Sonuç olarak, Asya’da nüfusunun çoğunluğu Müslüman olan ülkelerin, vatandaşlarının taleplerini karşılamaya devam edebilmeleri ve ekonomik kalkınmaya eşlik eden kaçınılmaz dengeleri yönetebilmeleri için demokratik kurumları güçlendirmeleri gerekiyor.

Ortak Bir Hedef

Müslüman dünyası, çeşitliliğine rağmen, demokratik standartların gerilemesi, hukukun üstünlüğünde gerileme, ifade özgürlüğü üzerindeki kısıtlamalar, ekonomik eşitsizlikler, yolsuzluk, potansiyel etnik veya mezhepsel çatışmalar ve terör faaliyetleri riskini arttıran güvenlik zafiyetleri gibi ortak zorluklarla karşı karşıya bulunmakta. 

Bu sorunları ele almak için hükümetlerin bir güven ve kamu refahı ortamı oluşturması gerekiyor. İnsan haklarına öncelik veren yeni nesiller yetiştirmek için eğitim sistemini güçlendirmek iyi bir başlangıç olabilir. Başka yerlerde daha iyi fırsatlar arayan milyonlarca insanın ülkeden kaçışını ancak temel nedenleri ele alarak durdurabiliriz. Gerçekten de demokrasi ve kalkınma için gerekli olan ilke ve kurumların benimsenmesi, şu anda Batı ülkelerinin iç siyasetini domine eden düzensiz göçe karşı en umut verici çözümdür. 
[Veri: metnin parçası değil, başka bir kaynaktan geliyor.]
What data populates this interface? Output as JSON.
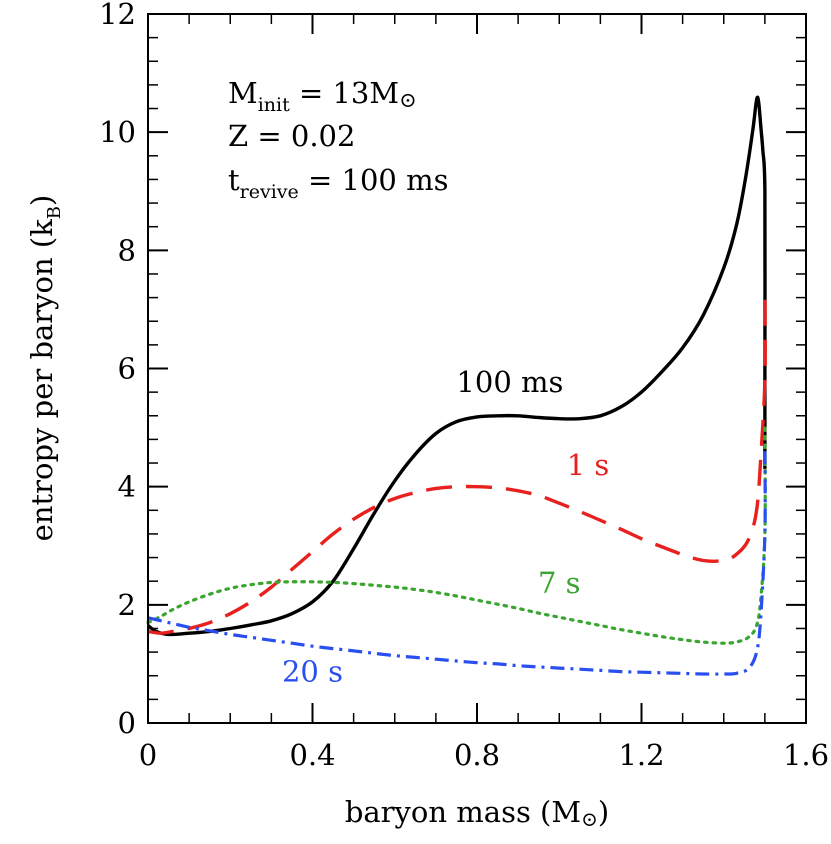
{
  "chart_data": {
    "type": "line",
    "title": "",
    "xlabel_text": "baryon mass (M",
    "xlabel_unit_symbol": "⊙",
    "xlabel_close": ")",
    "ylabel_text": "entropy per baryon (k",
    "ylabel_sub": "B",
    "ylabel_close": ")",
    "xlim": [
      0,
      1.6
    ],
    "ylim": [
      0,
      12
    ],
    "x_ticks": [
      {
        "value": 0,
        "label": "0"
      },
      {
        "value": 0.4,
        "label": "0.4"
      },
      {
        "value": 0.8,
        "label": "0.8"
      },
      {
        "value": 1.2,
        "label": "1.2"
      },
      {
        "value": 1.6,
        "label": "1.6"
      }
    ],
    "y_ticks": [
      {
        "value": 0,
        "label": "0"
      },
      {
        "value": 2,
        "label": "2"
      },
      {
        "value": 4,
        "label": "4"
      },
      {
        "value": 6,
        "label": "6"
      },
      {
        "value": 8,
        "label": "8"
      },
      {
        "value": 10,
        "label": "10"
      },
      {
        "value": 12,
        "label": "12"
      }
    ],
    "x_minor_step": 0.1,
    "y_minor_step": 0.4,
    "annotations": {
      "line1_main": "M",
      "line1_sub": "init",
      "line1_rest": " = 13M",
      "line1_symbol": "⊙",
      "line2": "Z = 0.02",
      "line3_main": "t",
      "line3_sub": "revive",
      "line3_rest": " = 100 ms"
    },
    "series": [
      {
        "name": "100 ms",
        "color": "#000000",
        "dash": "solid",
        "label_x": 0.88,
        "label_y": 5.6,
        "x": [
          0,
          0.02,
          0.05,
          0.1,
          0.15,
          0.2,
          0.25,
          0.3,
          0.35,
          0.4,
          0.45,
          0.5,
          0.55,
          0.6,
          0.65,
          0.7,
          0.75,
          0.8,
          0.85,
          0.9,
          0.95,
          1.0,
          1.05,
          1.1,
          1.15,
          1.2,
          1.25,
          1.3,
          1.35,
          1.4,
          1.43,
          1.45,
          1.47,
          1.48,
          1.485,
          1.49,
          1.495,
          1.5,
          1.5,
          1.5
        ],
        "y": [
          1.65,
          1.55,
          1.5,
          1.52,
          1.55,
          1.6,
          1.66,
          1.73,
          1.85,
          2.05,
          2.4,
          2.95,
          3.55,
          4.1,
          4.55,
          4.9,
          5.1,
          5.18,
          5.2,
          5.2,
          5.17,
          5.15,
          5.15,
          5.2,
          5.35,
          5.6,
          5.95,
          6.35,
          6.9,
          7.7,
          8.4,
          9.1,
          10.0,
          10.55,
          10.5,
          10.1,
          9.7,
          9.0,
          6.0,
          4.3
        ]
      },
      {
        "name": "1 s",
        "color": "#e8201e",
        "dash": "long-dash",
        "label_x": 1.07,
        "label_y": 4.2,
        "x": [
          0,
          0.03,
          0.06,
          0.1,
          0.15,
          0.2,
          0.25,
          0.3,
          0.35,
          0.4,
          0.45,
          0.5,
          0.55,
          0.6,
          0.65,
          0.7,
          0.75,
          0.8,
          0.85,
          0.9,
          0.95,
          1.0,
          1.05,
          1.1,
          1.15,
          1.2,
          1.25,
          1.3,
          1.35,
          1.4,
          1.43,
          1.46,
          1.48,
          1.49,
          1.5,
          1.5
        ],
        "y": [
          1.55,
          1.52,
          1.55,
          1.6,
          1.7,
          1.85,
          2.05,
          2.3,
          2.6,
          2.9,
          3.2,
          3.45,
          3.65,
          3.8,
          3.9,
          3.97,
          4.0,
          4.0,
          3.98,
          3.93,
          3.85,
          3.72,
          3.58,
          3.43,
          3.28,
          3.12,
          2.98,
          2.85,
          2.75,
          2.75,
          2.85,
          3.1,
          3.6,
          4.5,
          5.8,
          7.2
        ]
      },
      {
        "name": "7 s",
        "color": "#3aa530",
        "dash": "dotted",
        "label_x": 1.0,
        "label_y": 2.2,
        "x": [
          0,
          0.03,
          0.06,
          0.1,
          0.15,
          0.2,
          0.25,
          0.3,
          0.35,
          0.4,
          0.45,
          0.5,
          0.55,
          0.6,
          0.65,
          0.7,
          0.75,
          0.8,
          0.85,
          0.9,
          0.95,
          1.0,
          1.05,
          1.1,
          1.15,
          1.2,
          1.25,
          1.3,
          1.35,
          1.4,
          1.43,
          1.46,
          1.48,
          1.49,
          1.5,
          1.5
        ],
        "y": [
          1.7,
          1.8,
          1.92,
          2.05,
          2.18,
          2.28,
          2.34,
          2.38,
          2.39,
          2.39,
          2.38,
          2.36,
          2.33,
          2.3,
          2.26,
          2.21,
          2.15,
          2.08,
          2.01,
          1.94,
          1.86,
          1.79,
          1.72,
          1.65,
          1.58,
          1.52,
          1.46,
          1.41,
          1.37,
          1.35,
          1.37,
          1.45,
          1.65,
          2.1,
          3.2,
          5.0
        ]
      },
      {
        "name": "20 s",
        "color": "#2a4ff0",
        "dash": "dash-dot",
        "label_x": 0.4,
        "label_y": 0.7,
        "x": [
          0,
          0.05,
          0.1,
          0.15,
          0.2,
          0.25,
          0.3,
          0.35,
          0.4,
          0.45,
          0.5,
          0.55,
          0.6,
          0.65,
          0.7,
          0.75,
          0.8,
          0.85,
          0.9,
          0.95,
          1.0,
          1.05,
          1.1,
          1.15,
          1.2,
          1.25,
          1.3,
          1.35,
          1.4,
          1.43,
          1.46,
          1.48,
          1.49,
          1.5,
          1.5
        ],
        "y": [
          1.78,
          1.7,
          1.62,
          1.56,
          1.5,
          1.45,
          1.4,
          1.35,
          1.3,
          1.26,
          1.22,
          1.18,
          1.14,
          1.11,
          1.08,
          1.05,
          1.02,
          1.0,
          0.97,
          0.95,
          0.93,
          0.91,
          0.89,
          0.87,
          0.86,
          0.85,
          0.84,
          0.83,
          0.83,
          0.84,
          0.92,
          1.2,
          1.8,
          3.2,
          4.6
        ]
      }
    ]
  }
}
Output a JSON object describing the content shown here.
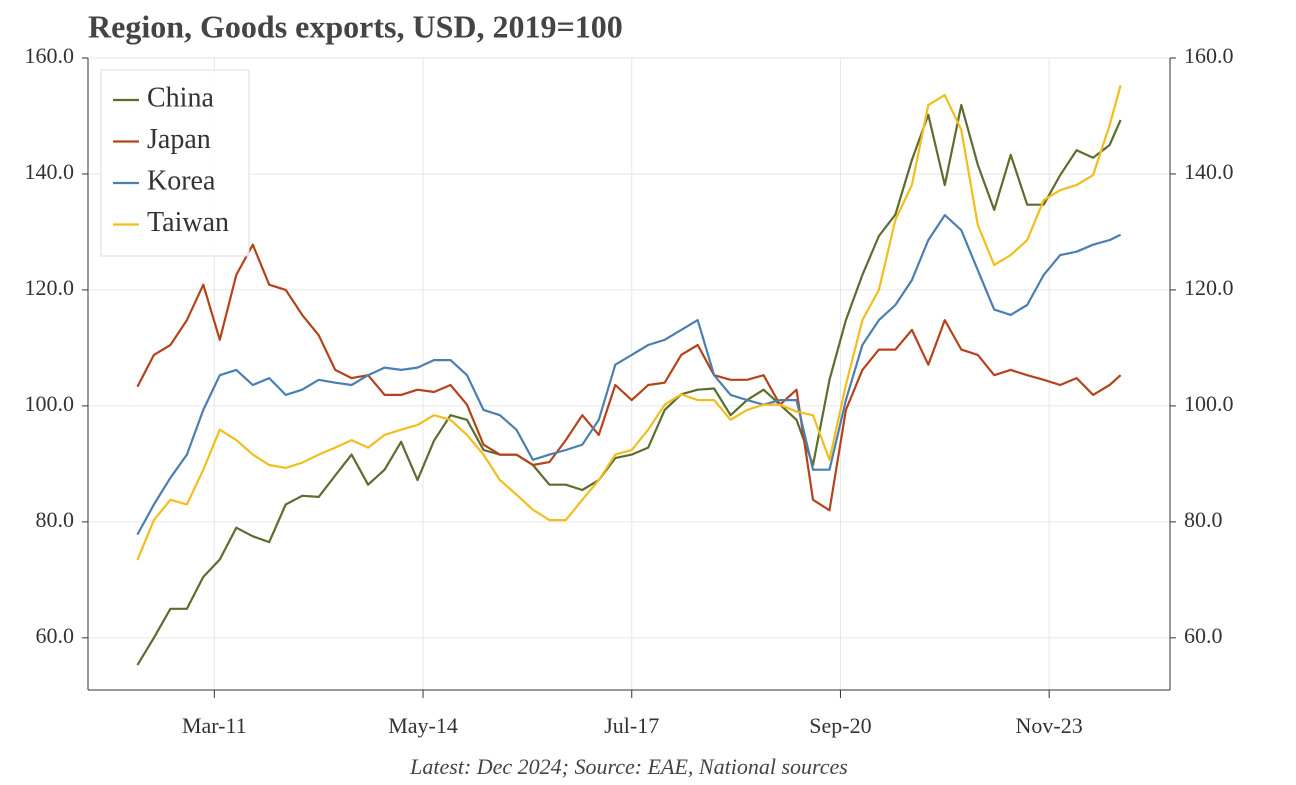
{
  "chart_data": {
    "type": "line",
    "title": "Region, Goods exports, USD, 2019=100",
    "footer": "Latest: Dec 2024; Source: EAE, National sources",
    "x": [
      "2010-01",
      "2010-04",
      "2010-07",
      "2010-10",
      "2011-01",
      "2011-04",
      "2011-07",
      "2011-10",
      "2012-01",
      "2012-04",
      "2012-07",
      "2012-10",
      "2013-01",
      "2013-04",
      "2013-07",
      "2013-10",
      "2014-01",
      "2014-04",
      "2014-07",
      "2014-10",
      "2015-01",
      "2015-04",
      "2015-07",
      "2015-10",
      "2016-01",
      "2016-04",
      "2016-07",
      "2016-10",
      "2017-01",
      "2017-04",
      "2017-07",
      "2017-10",
      "2018-01",
      "2018-04",
      "2018-07",
      "2018-10",
      "2019-01",
      "2019-04",
      "2019-07",
      "2019-10",
      "2020-01",
      "2020-04",
      "2020-07",
      "2020-10",
      "2021-01",
      "2021-04",
      "2021-07",
      "2021-10",
      "2022-01",
      "2022-04",
      "2022-07",
      "2022-10",
      "2023-01",
      "2023-04",
      "2023-07",
      "2023-10",
      "2024-01",
      "2024-04",
      "2024-07",
      "2024-10",
      "2024-12"
    ],
    "series": [
      {
        "name": "China",
        "color": "#5a6e2e",
        "values": [
          55.3,
          60,
          65,
          65,
          70.5,
          73.5,
          79,
          77.5,
          76.5,
          83,
          84.5,
          84.3,
          88,
          91.6,
          86.4,
          89,
          93.8,
          87.2,
          94,
          98.4,
          97.6,
          92.4,
          91.6,
          91.6,
          89.8,
          86.4,
          86.4,
          85.5,
          87.2,
          91,
          91.6,
          92.8,
          99.3,
          102,
          102.8,
          103,
          98.4,
          101,
          102.8,
          100.2,
          97.6,
          89.8,
          104.5,
          114.8,
          122.6,
          129.3,
          133,
          142.4,
          150.2,
          138.1,
          151.9,
          141.6,
          133.8,
          143.3,
          134.7,
          134.7,
          139.8,
          144.1,
          142.8,
          145,
          149.3
        ]
      },
      {
        "name": "Japan",
        "color": "#b5431a",
        "values": [
          103.3,
          108.8,
          110.5,
          114.8,
          120.9,
          111.4,
          122.6,
          127.8,
          120.9,
          120,
          115.7,
          112.2,
          106.2,
          104.8,
          105.3,
          101.9,
          101.9,
          102.8,
          102.4,
          103.6,
          100.2,
          93.3,
          91.6,
          91.6,
          89.8,
          90.3,
          94.1,
          98.4,
          95,
          103.6,
          101,
          103.6,
          104,
          108.8,
          110.5,
          105.3,
          104.5,
          104.5,
          105.3,
          100.2,
          102.8,
          83.8,
          82,
          99.3,
          106.2,
          109.7,
          109.7,
          113.1,
          107.1,
          114.8,
          109.7,
          108.8,
          105.3,
          106.2,
          105.3,
          104.5,
          103.6,
          104.8,
          101.9,
          103.6,
          105.3
        ]
      },
      {
        "name": "Korea",
        "color": "#4a7fb0",
        "values": [
          77.8,
          83,
          87.6,
          91.6,
          99.3,
          105.3,
          106.2,
          103.6,
          104.8,
          101.9,
          102.8,
          104.5,
          104,
          103.6,
          105.3,
          106.6,
          106.2,
          106.6,
          107.9,
          107.9,
          105.3,
          99.3,
          98.4,
          95.9,
          90.7,
          91.6,
          92.4,
          93.3,
          97.6,
          107.1,
          108.8,
          110.5,
          111.4,
          113.1,
          114.8,
          105.3,
          101.9,
          101,
          100.2,
          101,
          101,
          89,
          89,
          101,
          110.5,
          114.8,
          117.4,
          121.7,
          128.6,
          132.9,
          130.3,
          123.4,
          116.6,
          115.7,
          117.4,
          122.6,
          126,
          126.6,
          127.8,
          128.6,
          129.5
        ]
      },
      {
        "name": "Taiwan",
        "color": "#f2bd1d",
        "values": [
          73.4,
          80.3,
          83.8,
          83,
          89,
          95.9,
          94.1,
          91.6,
          89.8,
          89.3,
          90.2,
          91.6,
          92.8,
          94.1,
          92.8,
          95,
          95.9,
          96.7,
          98.4,
          97.6,
          95,
          91.6,
          87.2,
          84.7,
          82.1,
          80.3,
          80.3,
          83.8,
          87.2,
          91.6,
          92.4,
          95.9,
          100.2,
          102,
          101,
          101,
          97.6,
          99.3,
          100.2,
          100.2,
          99,
          98.4,
          90.7,
          103.6,
          114.8,
          120,
          132.1,
          138.1,
          151.9,
          153.6,
          147.6,
          131.2,
          124.3,
          126,
          128.6,
          135.5,
          137.2,
          138.1,
          139.8,
          148.4,
          155.3
        ]
      }
    ],
    "xlim": [
      "2009-04",
      "2025-09"
    ],
    "xticks": [
      {
        "value": "2011-03",
        "label": "Mar-11"
      },
      {
        "value": "2014-05",
        "label": "May-14"
      },
      {
        "value": "2017-07",
        "label": "Jul-17"
      },
      {
        "value": "2020-09",
        "label": "Sep-20"
      },
      {
        "value": "2023-11",
        "label": "Nov-23"
      }
    ],
    "ylim": [
      51,
      160
    ],
    "yticks": [
      {
        "value": 60,
        "label": "60.0"
      },
      {
        "value": 80,
        "label": "80.0"
      },
      {
        "value": 100,
        "label": "100.0"
      },
      {
        "value": 120,
        "label": "120.0"
      },
      {
        "value": 140,
        "label": "140.0"
      },
      {
        "value": 160,
        "label": "160.0"
      }
    ],
    "y2lim": [
      51,
      160
    ],
    "y2ticks": [
      {
        "value": 60,
        "label": "60.0"
      },
      {
        "value": 80,
        "label": "80.0"
      },
      {
        "value": 100,
        "label": "100.0"
      },
      {
        "value": 120,
        "label": "120.0"
      },
      {
        "value": 140,
        "label": "140.0"
      },
      {
        "value": 160,
        "label": "160.0"
      }
    ],
    "grid": true,
    "legend": "upper left"
  }
}
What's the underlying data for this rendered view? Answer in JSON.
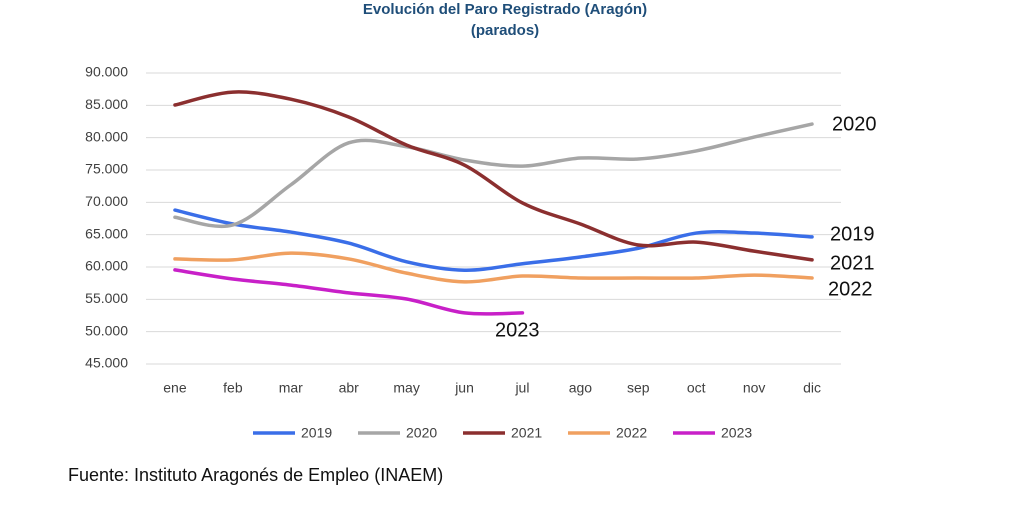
{
  "chart_data": {
    "type": "line",
    "title": "Evolución del Paro Registrado (Aragón)",
    "subtitle": "(parados)",
    "source": "Fuente: Instituto Aragonés de Empleo (INAEM)",
    "categories": [
      "ene",
      "feb",
      "mar",
      "abr",
      "may",
      "jun",
      "jul",
      "ago",
      "sep",
      "oct",
      "nov",
      "dic"
    ],
    "ylim": [
      45000,
      90000
    ],
    "yticks": [
      {
        "value": 45000,
        "label": "45.000"
      },
      {
        "value": 50000,
        "label": "50.000"
      },
      {
        "value": 55000,
        "label": "55.000"
      },
      {
        "value": 60000,
        "label": "60.000"
      },
      {
        "value": 65000,
        "label": "65.000"
      },
      {
        "value": 70000,
        "label": "70.000"
      },
      {
        "value": 75000,
        "label": "75.000"
      },
      {
        "value": 80000,
        "label": "80.000"
      },
      {
        "value": 85000,
        "label": "85.000"
      },
      {
        "value": 90000,
        "label": "90.000"
      }
    ],
    "grid": true,
    "legend": "bottom",
    "series": [
      {
        "name": "2019",
        "color": "#3a6ee8",
        "values": [
          68800,
          66650,
          65400,
          63700,
          60800,
          59500,
          60500,
          61550,
          62900,
          65250,
          65250,
          64650
        ]
      },
      {
        "name": "2020",
        "color": "#a6a6a6",
        "values": [
          67700,
          66500,
          72700,
          79200,
          78600,
          76550,
          75600,
          76850,
          76700,
          77950,
          80100,
          82100
        ]
      },
      {
        "name": "2021",
        "color": "#8b2f2f",
        "values": [
          85050,
          87050,
          85950,
          83200,
          78850,
          75750,
          69900,
          66650,
          63400,
          63850,
          62450,
          61100
        ]
      },
      {
        "name": "2022",
        "color": "#f0a060",
        "values": [
          61250,
          61100,
          62150,
          61250,
          59050,
          57700,
          58600,
          58300,
          58300,
          58300,
          58750,
          58300
        ]
      },
      {
        "name": "2023",
        "color": "#c820c8",
        "values": [
          59550,
          58150,
          57200,
          56000,
          55050,
          52900,
          52900,
          null,
          null,
          null,
          null,
          null
        ]
      }
    ]
  }
}
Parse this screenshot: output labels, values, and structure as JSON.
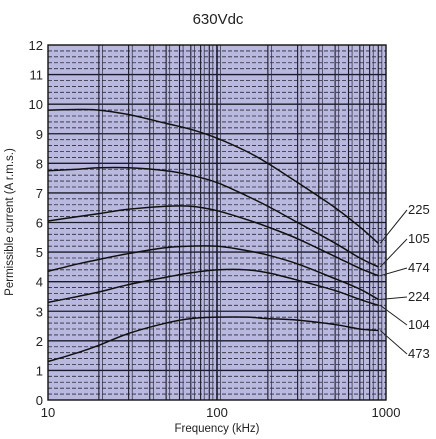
{
  "chart_data": {
    "type": "line",
    "title": "630Vdc",
    "xlabel": "Frequency (kHz)",
    "ylabel": "Permissible current (A r.m.s.)",
    "x_scale": "log",
    "xlim": [
      10,
      1000
    ],
    "ylim": [
      0,
      12
    ],
    "x_ticks": [
      "10",
      "100",
      "1000"
    ],
    "y_ticks": [
      "0",
      "1",
      "2",
      "3",
      "4",
      "5",
      "6",
      "7",
      "8",
      "9",
      "10",
      "11",
      "12"
    ],
    "grid": true,
    "plot_background": "#b9b8de",
    "line_color": "#111111",
    "series": [
      {
        "name": "225",
        "x": [
          10,
          15,
          20,
          30,
          50,
          70,
          100,
          150,
          200,
          300,
          500,
          700,
          900
        ],
        "y": [
          9.8,
          9.82,
          9.8,
          9.65,
          9.35,
          9.15,
          8.85,
          8.4,
          8.0,
          7.35,
          6.5,
          5.85,
          5.3
        ]
      },
      {
        "name": "105",
        "x": [
          10,
          15,
          20,
          30,
          50,
          70,
          100,
          150,
          200,
          300,
          500,
          700,
          900
        ],
        "y": [
          7.75,
          7.8,
          7.85,
          7.85,
          7.75,
          7.6,
          7.35,
          6.9,
          6.55,
          6.0,
          5.3,
          4.8,
          4.5
        ]
      },
      {
        "name": "474",
        "x": [
          10,
          15,
          20,
          30,
          50,
          70,
          100,
          150,
          200,
          300,
          500,
          700,
          900
        ],
        "y": [
          6.05,
          6.2,
          6.3,
          6.45,
          6.55,
          6.55,
          6.4,
          6.1,
          5.85,
          5.45,
          4.85,
          4.45,
          4.2
        ]
      },
      {
        "name": "224",
        "x": [
          10,
          15,
          20,
          30,
          50,
          70,
          100,
          150,
          200,
          300,
          500,
          700,
          900
        ],
        "y": [
          4.35,
          4.6,
          4.75,
          4.95,
          5.15,
          5.2,
          5.2,
          5.05,
          4.9,
          4.6,
          4.1,
          3.75,
          3.4
        ]
      },
      {
        "name": "104",
        "x": [
          10,
          15,
          20,
          30,
          50,
          70,
          100,
          150,
          200,
          300,
          500,
          700,
          900
        ],
        "y": [
          3.3,
          3.5,
          3.65,
          3.9,
          4.15,
          4.3,
          4.4,
          4.4,
          4.3,
          4.05,
          3.7,
          3.4,
          3.2
        ]
      },
      {
        "name": "473",
        "x": [
          10,
          15,
          20,
          30,
          50,
          70,
          100,
          150,
          200,
          300,
          500,
          700,
          900
        ],
        "y": [
          1.3,
          1.6,
          1.85,
          2.25,
          2.6,
          2.75,
          2.8,
          2.8,
          2.75,
          2.7,
          2.55,
          2.4,
          2.35
        ]
      }
    ]
  }
}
Evet, iyi yönetişim sadece retorik taahhütler değil, sağlam kurumlar ve mali araçlar gerektirir. Neyse ki iyi düşünülmüş, politika odaklı bir yaklaşımla bu amaçlar, çoğunluğu Müslüman olsun ya da olmasın, bu amaçların peşinden gitmeyi seçen her toplum için tamamen ulaşılabilir durumdadır.